O elevado custo da Guerra fez nascer um disseminado pessimismo, um mórbido temor do declínio. Nos anos 1920, milhares de jovens enfurecidos rejeitavam os princípios das gerações anteriores que os tinham enviado para a frente de batalha e ansiavam por se vingar daqueles que culpavam pelo desastroso confronto. Na Itália e na Alemanha, os veteranos Mussolini e Hitler usaram a sede de violência política para construir movimentos nacionalistas radicais que chegaram ao pode rapidamente, primeiro na Itália em 1922, e depois na Alemanha em 1933. Rejeitando a paz, os novos ditadores enxergavam na guerra a maneira de despertar uma nova era militarista que iria forjar os novos impérios.

Se a Primeira Guerra não tivesse acontecido, quase que certamente a humanidade teria sido poupada de horrores como guerra civil, terrorismo político e uma segunda guerra total e genocida. Mas em que mundo nós viveríamos hoje?


Milhões de pessoas ao redor do mundo ainda sentem os ecos da Grande Guerra. Eles conhecem os nomes de familiares que participaram da guerra e que tiveram o curso de suas vidas alterados por ela. O legado político ainda reverbera no Leste Europeu, nas nações que buscam independência e que pleiteiam o separatismo. A guerra ainda ruge nos discursos ultra-nacionalistas e xenofóbicos nos palanques de partidos extremistas. Ela ainda está presente nas questões territoriais e econômicas que dividem os povos. Ela está viva na corrida armamentista e nas armas que nasceram durante esse tempo de provações. A Primeira Guerra Mundial criou um senso comum na história que, mesmo cem anos depois, ainda liga pessoas de muitas nações em uma teia de tragédia que se manterá firme por muito tempo.

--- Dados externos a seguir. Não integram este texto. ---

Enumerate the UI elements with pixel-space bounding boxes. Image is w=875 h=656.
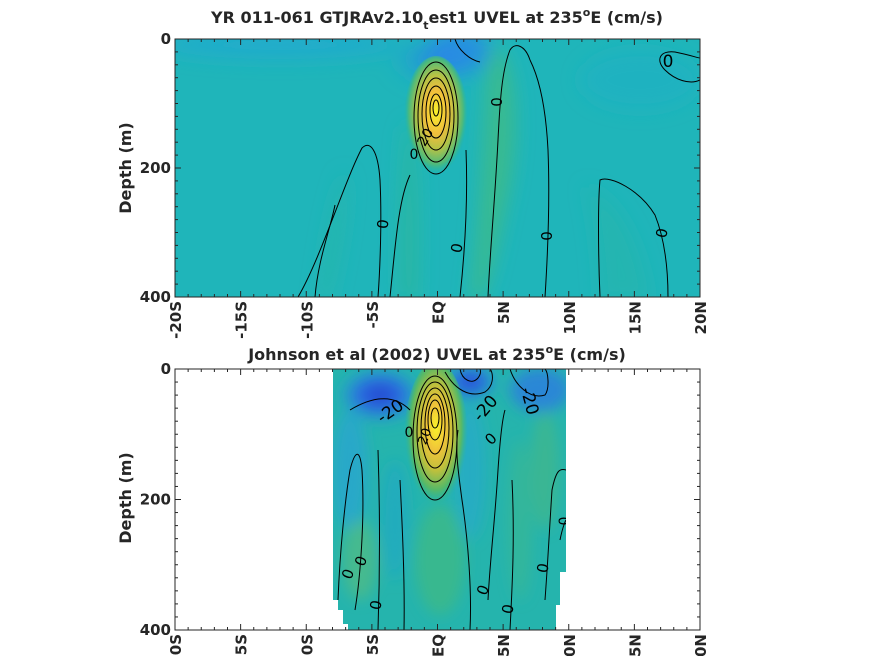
svg-text:0: 0 [538, 231, 556, 241]
svg-text:0: 0 [410, 147, 419, 163]
panel-1-ylabel: Depth (m) [116, 122, 135, 214]
x-tick-label: 5N [495, 634, 513, 656]
panel-2-contours [337, 369, 566, 630]
svg-text:0: 0 [374, 218, 393, 229]
x-tick-label: EQ [430, 634, 448, 656]
x-tick-label: EQ [430, 301, 448, 324]
x-tick-label: -20S [167, 301, 185, 339]
x-tick-label: -15S [233, 634, 251, 656]
y-tick-label: 0 [161, 30, 171, 48]
svg-text:0: 0 [447, 242, 466, 255]
svg-text:0: 0 [366, 599, 385, 612]
panel-2: Johnson et al (2002) UVEL at 235oE (cm/s… [116, 343, 710, 656]
y-tick-label: 200 [140, 491, 171, 509]
x-tick-label: 20N [692, 634, 710, 656]
panel-1-contour-labels: 0 0 0 20 0 0 0 0 [374, 52, 674, 254]
x-tick-label: 20N [692, 301, 710, 334]
svg-text:0: 0 [663, 52, 674, 72]
svg-text:20: 20 [416, 426, 436, 447]
x-tick-label: -20S [167, 634, 185, 656]
svg-text:20: 20 [414, 126, 437, 149]
svg-text:0: 0 [405, 425, 414, 441]
y-tick-label: 0 [161, 360, 171, 378]
svg-text:0: 0 [498, 603, 517, 616]
y-tick-label: 400 [140, 288, 171, 306]
x-tick-label: 10N [561, 634, 579, 656]
svg-text:0: 0 [488, 97, 506, 107]
x-tick-label: -10S [298, 634, 316, 656]
panel-1-field: 0 0 0 20 0 0 0 0 [175, 39, 700, 297]
svg-text:0: 0 [652, 227, 671, 240]
panel-2-title: Johnson et al (2002) UVEL at 235oE (cm/s… [247, 343, 626, 364]
x-tick-label: -15S [233, 301, 251, 339]
panel-2-ylabel: Depth (m) [116, 452, 135, 544]
panel-1: YR 011-061 GTJRAv2.10test1 UVEL at 235oE… [116, 6, 710, 339]
svg-text:0: 0 [533, 562, 552, 575]
x-tick-label: -5S [364, 301, 382, 328]
panel-1-contours [297, 39, 700, 297]
panel-1-title: YR 011-061 GTJRAv2.10test1 UVEL at 235oE… [210, 6, 663, 32]
x-tick-label: 10N [561, 301, 579, 334]
y-tick-label: 400 [140, 621, 171, 639]
panel-2-field: -20 -20 -20 0 0 20 0 0 0 0 0 0 0 [333, 369, 573, 630]
y-tick-label: 200 [140, 159, 171, 177]
svg-text:0: 0 [557, 517, 573, 526]
x-tick-label: 15N [626, 634, 644, 656]
x-tick-label: 15N [626, 301, 644, 334]
x-tick-label: 5N [495, 301, 513, 324]
x-tick-label: -10S [298, 301, 316, 339]
x-tick-label: -5S [364, 634, 382, 656]
panel-2-contour-labels: -20 -20 -20 0 0 20 0 0 0 0 0 0 0 [338, 385, 573, 616]
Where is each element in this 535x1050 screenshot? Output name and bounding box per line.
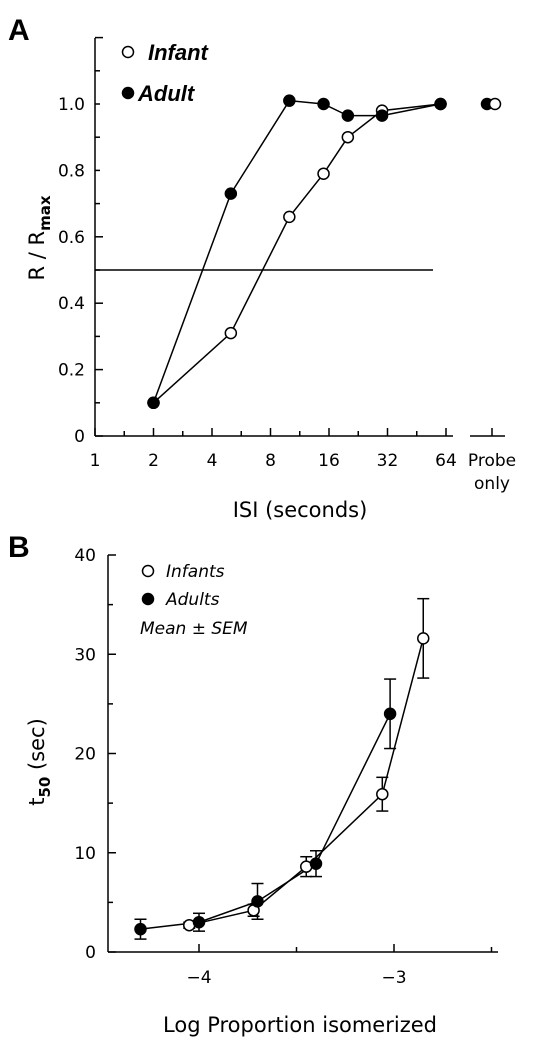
panel-b-series-line-infants (189, 638, 424, 926)
panel-b-legend-adults: Adults (165, 590, 220, 610)
panel-a-legend-adult: Adult (137, 81, 196, 106)
panel-b-point-infants (376, 787, 389, 801)
panel-b-point-adults (251, 895, 264, 908)
panel-a-x-tick-label: 32 (377, 451, 399, 471)
panel-a-y-tick-label: 0.8 (58, 161, 85, 181)
panel-b-y-tick-label: 30 (74, 645, 96, 665)
panel-a-series-line-adult (152, 99, 441, 404)
panel-a-point-adult (224, 187, 238, 200)
panel-a-point-infant (341, 130, 355, 144)
panel-b-y-tick-label: 10 (74, 844, 96, 864)
panel-b-y-tick-label: 0 (85, 943, 96, 963)
panel-a-legend-marker-adult (121, 86, 135, 100)
panel-a-probe-label-2: only (474, 474, 510, 494)
panel-b-point-infants (417, 632, 430, 645)
panel-a-y-axis-label-main: R / R (25, 231, 49, 281)
panel-a-x-tick-label: 16 (318, 451, 340, 471)
panel-b-legend-note: Mean ± SEM (140, 619, 248, 639)
panel-b-label: B (8, 531, 30, 564)
panel-a-point-adult (341, 109, 355, 122)
panel-a-x-tick-label: 8 (265, 451, 276, 471)
panel-b-y-tick-label: 20 (74, 745, 96, 765)
panel-a-point-adult (434, 97, 447, 111)
panel-a-point-infant (283, 210, 296, 224)
panel-a-point-infant (224, 326, 238, 340)
panel-b-point-adults (309, 857, 323, 870)
panel-a-y-tick-label: 1.0 (58, 95, 85, 115)
panel-a-x-tick-label: 4 (207, 451, 218, 471)
panel-a-x-tick-label: 64 (435, 451, 457, 471)
panel-b-point-adults (383, 707, 397, 721)
panel-b-x-tick-label: −4 (186, 968, 211, 988)
panel-a-y-tick-label: 0 (74, 427, 85, 447)
panel-a-y-tick-label: 0.2 (58, 361, 85, 381)
panel-a-x-axis-label: ISI (seconds) (233, 498, 368, 522)
panel-a-y-axis-label-sub: max (36, 195, 54, 231)
panel-a-point-infant (317, 167, 330, 180)
panel-b-legend-marker-adults (141, 592, 155, 606)
panel-a-point-adult (375, 109, 389, 122)
panel-a-x-tick-label: 2 (148, 451, 159, 471)
panel-a-probe-point-infant (488, 97, 502, 111)
panel-b-legend-infants: Infants (166, 562, 225, 582)
panel-b-y-axis-label-sub: 50 (36, 777, 54, 798)
panel-a-y-axis-label: R / Rmax (25, 195, 54, 280)
panel-b-legend-marker-infants (141, 564, 155, 578)
panel-a-point-adult (283, 94, 296, 107)
panel-b-y-axis-label-unit: (sec) (25, 718, 49, 776)
panel-a-x-tick-label: 1 (90, 451, 101, 471)
panel-b-point-adults (134, 922, 147, 936)
panel-a-series-line-infant (152, 103, 441, 404)
panel-a-probe-label: Probe (468, 451, 516, 471)
panel-b-y-axis-label: t50 (sec) (25, 718, 54, 806)
panel-b-x-tick-label: −3 (381, 968, 406, 988)
panel-a-point-adult (147, 396, 160, 410)
panel-a-legend-infant: Infant (148, 40, 210, 65)
panel-a-label: A (8, 14, 30, 47)
panel-b-y-tick-label: 40 (74, 546, 96, 566)
panel-b-x-axis-label: Log Proportion isomerized (163, 1013, 437, 1037)
panel-a-legend-marker-infant (121, 45, 135, 59)
panel-b-y-axis-label-main: t (25, 798, 49, 806)
panel-a-y-tick-label: 0.6 (58, 228, 85, 248)
panel-a-y-tick-label: 0.4 (58, 294, 85, 314)
panel-a-point-adult (317, 97, 330, 111)
panel-b-point-adults (192, 915, 206, 929)
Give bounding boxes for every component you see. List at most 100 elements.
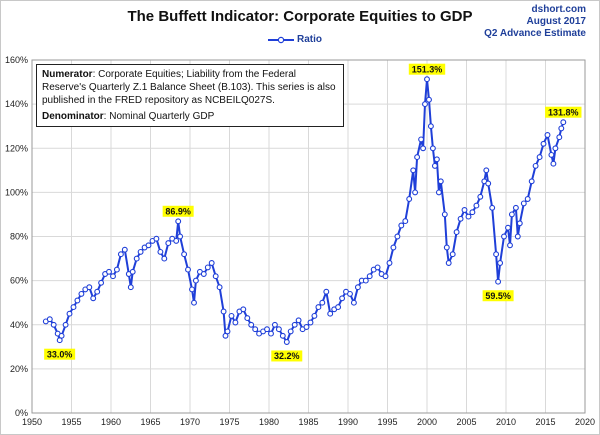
- legend: Ratio: [268, 34, 322, 45]
- y-tick-label: 20%: [10, 364, 28, 374]
- data-point: [420, 145, 427, 152]
- numerator-label: Numerator: [42, 69, 93, 80]
- data-point: [90, 295, 97, 302]
- data-point: [86, 284, 93, 291]
- data-point: [374, 264, 381, 271]
- data-point: [224, 328, 231, 335]
- definition-box: Numerator: Corporate Equities; Liability…: [36, 64, 344, 127]
- data-point: [62, 321, 69, 328]
- axes: 0% 20% 40% 60% 80% 100% 120% 140% 160% 1950 1955 19…: [5, 55, 595, 427]
- data-point: [402, 218, 409, 225]
- y-tick-label: 60%: [10, 276, 28, 286]
- data-point: [473, 202, 480, 209]
- data-point: [327, 310, 334, 317]
- data-point: [469, 209, 476, 216]
- data-point: [248, 321, 255, 328]
- data-point: [495, 278, 502, 285]
- data-point: [524, 196, 531, 202]
- data-point: [560, 119, 567, 126]
- y-tick-label: 100%: [5, 187, 28, 197]
- data-point: [295, 317, 302, 324]
- x-tick-label: 1950: [22, 417, 42, 427]
- data-point: [507, 242, 513, 249]
- data-point: [220, 308, 227, 315]
- data-point: [457, 215, 464, 222]
- data-point: [427, 123, 434, 130]
- data-point: [520, 200, 527, 207]
- data-point: [315, 304, 322, 311]
- data-point: [264, 326, 270, 333]
- data-point: [540, 140, 547, 147]
- data-point: [323, 288, 330, 295]
- data-point: [208, 260, 215, 266]
- data-point: [189, 286, 195, 293]
- annotation-bg: [408, 63, 446, 75]
- data-point: [335, 304, 342, 311]
- data-point: [441, 211, 448, 218]
- data-point: [145, 242, 152, 249]
- data-point: [275, 326, 282, 333]
- source-estimate: Q2 Advance Estimate: [484, 28, 586, 39]
- annotation-text: 151.3%: [412, 64, 443, 74]
- data-point: [418, 136, 425, 143]
- ratio-series: [42, 76, 567, 345]
- y-tick-label: 40%: [10, 320, 28, 330]
- chart-title: The Buffett Indicator: Corporate Equitie…: [127, 8, 473, 25]
- x-tick-label: 1960: [101, 417, 121, 427]
- data-point: [106, 268, 112, 275]
- data-point: [200, 271, 207, 277]
- data-point: [192, 277, 199, 284]
- data-point: [165, 240, 172, 247]
- legend-line-marker-icon: [268, 36, 294, 43]
- annotation-bg: [271, 350, 303, 362]
- data-point: [437, 178, 444, 185]
- annotation-label: 32.2%: [271, 350, 303, 362]
- data-point: [153, 235, 160, 242]
- data-point: [287, 328, 294, 335]
- data-point: [483, 167, 490, 174]
- x-tick-label: 2005: [456, 417, 476, 427]
- annotation-label: 33.0%: [44, 348, 76, 360]
- data-point: [268, 330, 274, 337]
- data-point: [493, 251, 500, 258]
- data-point: [406, 196, 413, 202]
- data-point: [74, 297, 81, 304]
- data-point: [161, 255, 168, 262]
- data-point: [435, 189, 442, 196]
- data-point: [50, 321, 57, 328]
- y-tick-label: 120%: [5, 143, 28, 153]
- data-point: [532, 162, 539, 169]
- data-point: [398, 222, 405, 229]
- data-point: [354, 284, 361, 291]
- annotations: 33.0% 86.9% 32.2% 151.3% 59.5% 131.8%: [44, 63, 582, 362]
- numerator-note: Numerator: Corporate Equities; Liability…: [42, 68, 338, 107]
- y-tick-label: 140%: [5, 99, 28, 109]
- data-point: [216, 284, 223, 291]
- data-point: [252, 326, 259, 333]
- annotation-bg: [162, 205, 194, 217]
- annotation-label: 131.8%: [545, 106, 582, 118]
- denominator-text: : Nominal Quarterly GDP: [103, 111, 215, 122]
- data-point: [410, 167, 417, 174]
- data-point: [508, 211, 515, 218]
- x-tick-label: 1975: [219, 417, 239, 427]
- data-point: [465, 213, 472, 220]
- data-point: [489, 204, 496, 211]
- source-block: dshort.com August 2017 Q2 Advance Estima…: [484, 4, 586, 40]
- y-tick-label: 80%: [10, 232, 28, 242]
- data-point: [339, 295, 346, 302]
- data-point: [271, 321, 278, 328]
- source-site: dshort.com: [531, 4, 586, 15]
- data-point: [485, 180, 492, 187]
- data-point: [514, 233, 521, 240]
- annotation-label: 86.9%: [162, 205, 194, 217]
- data-point: [113, 266, 120, 273]
- data-point: [414, 154, 421, 161]
- data-point: [433, 156, 440, 163]
- annotation-text: 59.5%: [485, 291, 511, 301]
- data-point: [350, 299, 357, 306]
- data-point: [449, 251, 456, 258]
- data-point: [552, 145, 559, 152]
- denominator-note: Denominator: Nominal Quarterly GDP: [42, 110, 338, 123]
- data-point: [117, 251, 124, 258]
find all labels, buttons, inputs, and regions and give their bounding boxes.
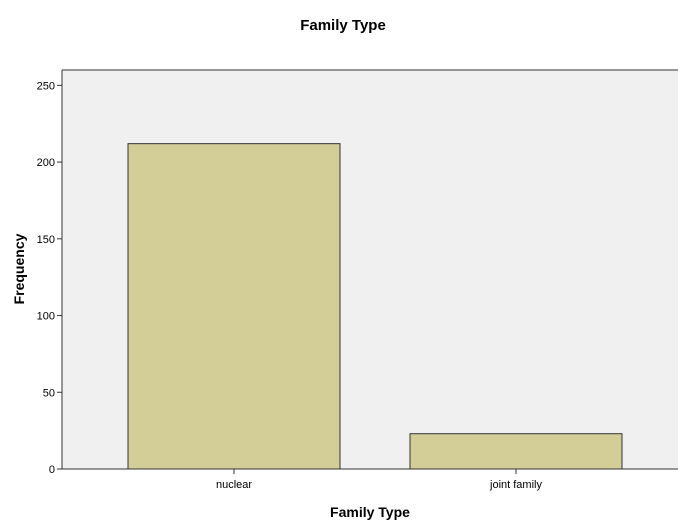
bar-joint-family (409, 433, 623, 470)
y-axis-title: Frequency (11, 233, 27, 304)
y-tick-label: 100 (37, 311, 55, 323)
y-tick-label: 250 (37, 80, 55, 92)
y-tick-label: 0 (49, 464, 55, 476)
y-tick-label: 150 (37, 234, 55, 246)
x-tick-label: nuclear (216, 479, 252, 491)
y-axis-ticks: 0 50 100 150 200 250 (37, 80, 62, 476)
x-axis-ticks: nuclear joint family (216, 469, 542, 491)
chart-title: Family Type (300, 17, 386, 34)
bars-group (127, 143, 623, 470)
x-axis-title: Family Type (330, 504, 410, 520)
bar-nuclear (127, 143, 341, 470)
y-tick-label: 50 (43, 387, 55, 399)
y-tick-label: 200 (37, 157, 55, 169)
x-tick-label: joint family (489, 479, 542, 491)
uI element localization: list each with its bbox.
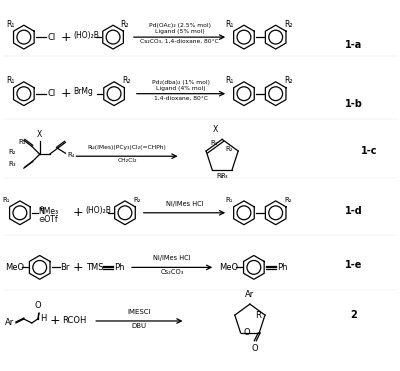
- Text: +: +: [60, 87, 71, 100]
- Text: R₁: R₁: [18, 139, 26, 145]
- Text: (HO)₂B: (HO)₂B: [74, 31, 99, 40]
- Text: BrMg: BrMg: [74, 87, 93, 96]
- Text: Ph: Ph: [277, 263, 287, 272]
- Text: (HO)₂B: (HO)₂B: [85, 206, 111, 215]
- Text: Pd₂(dba)₂ (1% mol): Pd₂(dba)₂ (1% mol): [152, 80, 210, 85]
- Text: R₁: R₁: [225, 20, 233, 29]
- Text: R₂: R₂: [123, 76, 131, 85]
- Text: H: H: [40, 313, 46, 322]
- Text: X: X: [37, 130, 42, 139]
- Text: R₂: R₂: [284, 20, 293, 29]
- Text: R₁: R₁: [225, 76, 233, 85]
- Text: +: +: [49, 315, 60, 328]
- Text: R₁: R₁: [6, 76, 14, 85]
- Text: 1-d: 1-d: [345, 206, 363, 216]
- Text: 1-e: 1-e: [345, 260, 363, 270]
- Text: R₁: R₁: [6, 20, 14, 29]
- Text: 1,4-dioxane, 80°C: 1,4-dioxane, 80°C: [154, 96, 208, 101]
- Text: IMESCl: IMESCl: [128, 309, 151, 315]
- Text: R₁: R₁: [225, 197, 233, 203]
- Text: 1-c: 1-c: [361, 146, 377, 156]
- Text: Ph: Ph: [114, 263, 124, 272]
- Text: MeO: MeO: [5, 263, 24, 272]
- Text: TMS: TMS: [86, 263, 104, 272]
- Text: R₂: R₂: [285, 197, 292, 203]
- Text: CH₂Cl₂: CH₂Cl₂: [117, 158, 137, 163]
- Text: R₁: R₁: [210, 140, 218, 146]
- Text: Br: Br: [60, 263, 70, 272]
- Text: R₃: R₃: [220, 173, 228, 179]
- Text: Ligand (4% mol): Ligand (4% mol): [156, 86, 206, 91]
- Text: 1-b: 1-b: [345, 99, 363, 109]
- Text: O: O: [34, 301, 41, 310]
- Text: Ru(IMes)(PCy₃)Cl₂(=CHPh): Ru(IMes)(PCy₃)Cl₂(=CHPh): [88, 145, 166, 150]
- Text: Ni/IMes HCl: Ni/IMes HCl: [166, 201, 203, 207]
- Text: X: X: [213, 125, 218, 134]
- Text: R₂: R₂: [133, 197, 141, 203]
- Text: Ar: Ar: [245, 290, 254, 299]
- Text: +: +: [73, 261, 84, 274]
- Text: ⊕: ⊕: [39, 206, 44, 212]
- Text: +: +: [73, 206, 84, 219]
- Text: R₂: R₂: [284, 76, 293, 85]
- Text: R: R: [255, 311, 261, 319]
- Text: Cl: Cl: [48, 89, 56, 98]
- Text: R₂: R₂: [121, 20, 129, 29]
- Text: +: +: [60, 31, 71, 44]
- Text: Pd(OAc)₂ (2.5% mol): Pd(OAc)₂ (2.5% mol): [148, 23, 210, 28]
- Text: ⊖OTf: ⊖OTf: [39, 215, 58, 224]
- Text: O: O: [252, 344, 258, 353]
- Text: 2: 2: [351, 310, 357, 320]
- Text: Cl: Cl: [48, 33, 56, 42]
- Text: R₁: R₁: [2, 197, 10, 203]
- Text: R₃: R₃: [8, 161, 16, 167]
- Text: R₄: R₄: [216, 173, 224, 179]
- Text: NMe₃: NMe₃: [39, 207, 59, 216]
- Text: O: O: [244, 328, 250, 337]
- Text: Cs₂CO₃: Cs₂CO₃: [160, 269, 184, 275]
- Text: R₄: R₄: [68, 152, 75, 158]
- Text: MeO: MeO: [219, 263, 238, 272]
- Text: Ni/IMes HCl: Ni/IMes HCl: [153, 255, 191, 262]
- Text: Ligand (5% mol): Ligand (5% mol): [155, 29, 204, 34]
- Text: DBU: DBU: [132, 323, 147, 329]
- Text: RCOH: RCOH: [62, 316, 87, 325]
- Text: Cs₂CO₃, 1,4-dioxane, 80°C: Cs₂CO₃, 1,4-dioxane, 80°C: [140, 39, 219, 44]
- Text: Ar: Ar: [5, 318, 14, 328]
- Text: 1-a: 1-a: [345, 40, 363, 50]
- Text: R₂: R₂: [226, 146, 233, 152]
- Text: R₂: R₂: [8, 149, 16, 155]
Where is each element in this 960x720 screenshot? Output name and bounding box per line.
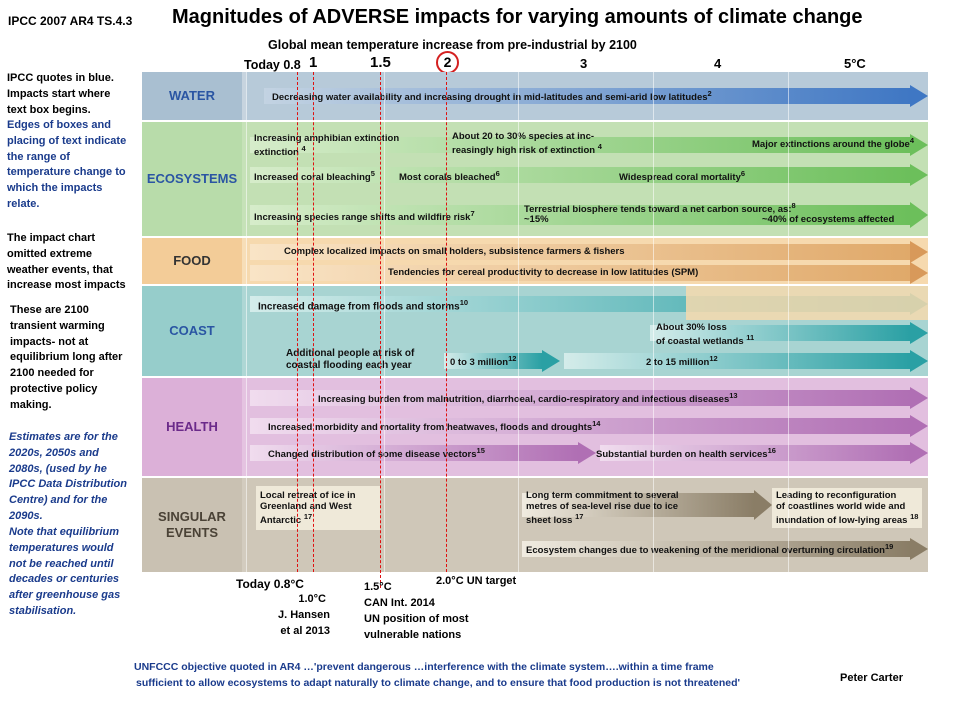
arrow-health-4 — [600, 442, 928, 464]
impact-eco-40pct: ~40% of ecosystems affected — [762, 214, 895, 225]
side-note-estimates: Estimates are for the 2020s, 2050s and 2… — [9, 431, 127, 618]
arrow-eco-3 — [250, 202, 928, 228]
impact-sing-sealevel: Long term commitment to several metres of… — [526, 490, 679, 526]
side-note-extremes: The impact chart omitted extreme weather… — [7, 232, 126, 292]
tick-3: 3 — [580, 56, 588, 71]
tick-4: 4 — [714, 56, 722, 71]
tick-1-5: 1.5 — [370, 54, 391, 71]
arrow-eco-1 — [250, 134, 928, 156]
impact-eco-major-extinctions: Major extinctions around the globe4 — [752, 136, 914, 151]
impact-eco-15pct: ~15% — [524, 214, 549, 225]
author: Peter Carter — [840, 672, 903, 684]
impact-coast-0-3m: 0 to 3 million12 — [450, 354, 517, 369]
impact-food-smallholders: Complex localized impacts on small holde… — [284, 246, 625, 257]
today-label-top: Today 0.8 — [244, 58, 301, 72]
band-food: FOOD Complex localized impacts on small … — [142, 238, 928, 284]
axis-title: Global mean temperature increase from pr… — [268, 38, 637, 52]
impact-eco-corals-bleached: Most corals bleached6 — [399, 169, 500, 184]
unfccc-quote-line2: sufficient to allow ecosystems to adapt … — [136, 677, 740, 689]
band-water: WATER Decreasing water availability and … — [142, 72, 928, 120]
side-note-quotes: IPCC quotes in blue. Impacts start where… — [7, 72, 114, 116]
box-sing-ice — [256, 486, 380, 530]
grid-line — [653, 72, 654, 572]
band-body-ecosystems: Increasing amphibian extinction extinctio… — [246, 122, 928, 236]
arrow-health-1 — [250, 387, 928, 409]
side-note-edges: Edges of boxes and placing of text indic… — [7, 119, 127, 211]
impact-eco-coral-mortality: Widespread coral mortality6 — [619, 169, 746, 184]
hansen-note: 1.0°C J. Hansen et al 2013 — [278, 593, 330, 637]
band-ecosystems: ECOSYSTEMS Increasing amphibian extincti… — [142, 122, 928, 236]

Em alguns momentos, a Grande Guerra parece história antiga. O tipo de coisa vista em filmes em preto e branco, com gente vestindo roupas antigas e com cavalos puxando carroças, tudo parece completamente datado e esquecido. Ainda assim, ela está desconfortavelmente próxima.

Se desejamos entender o mundo de hoje, precisamos lembrar do que aconteceu ontem.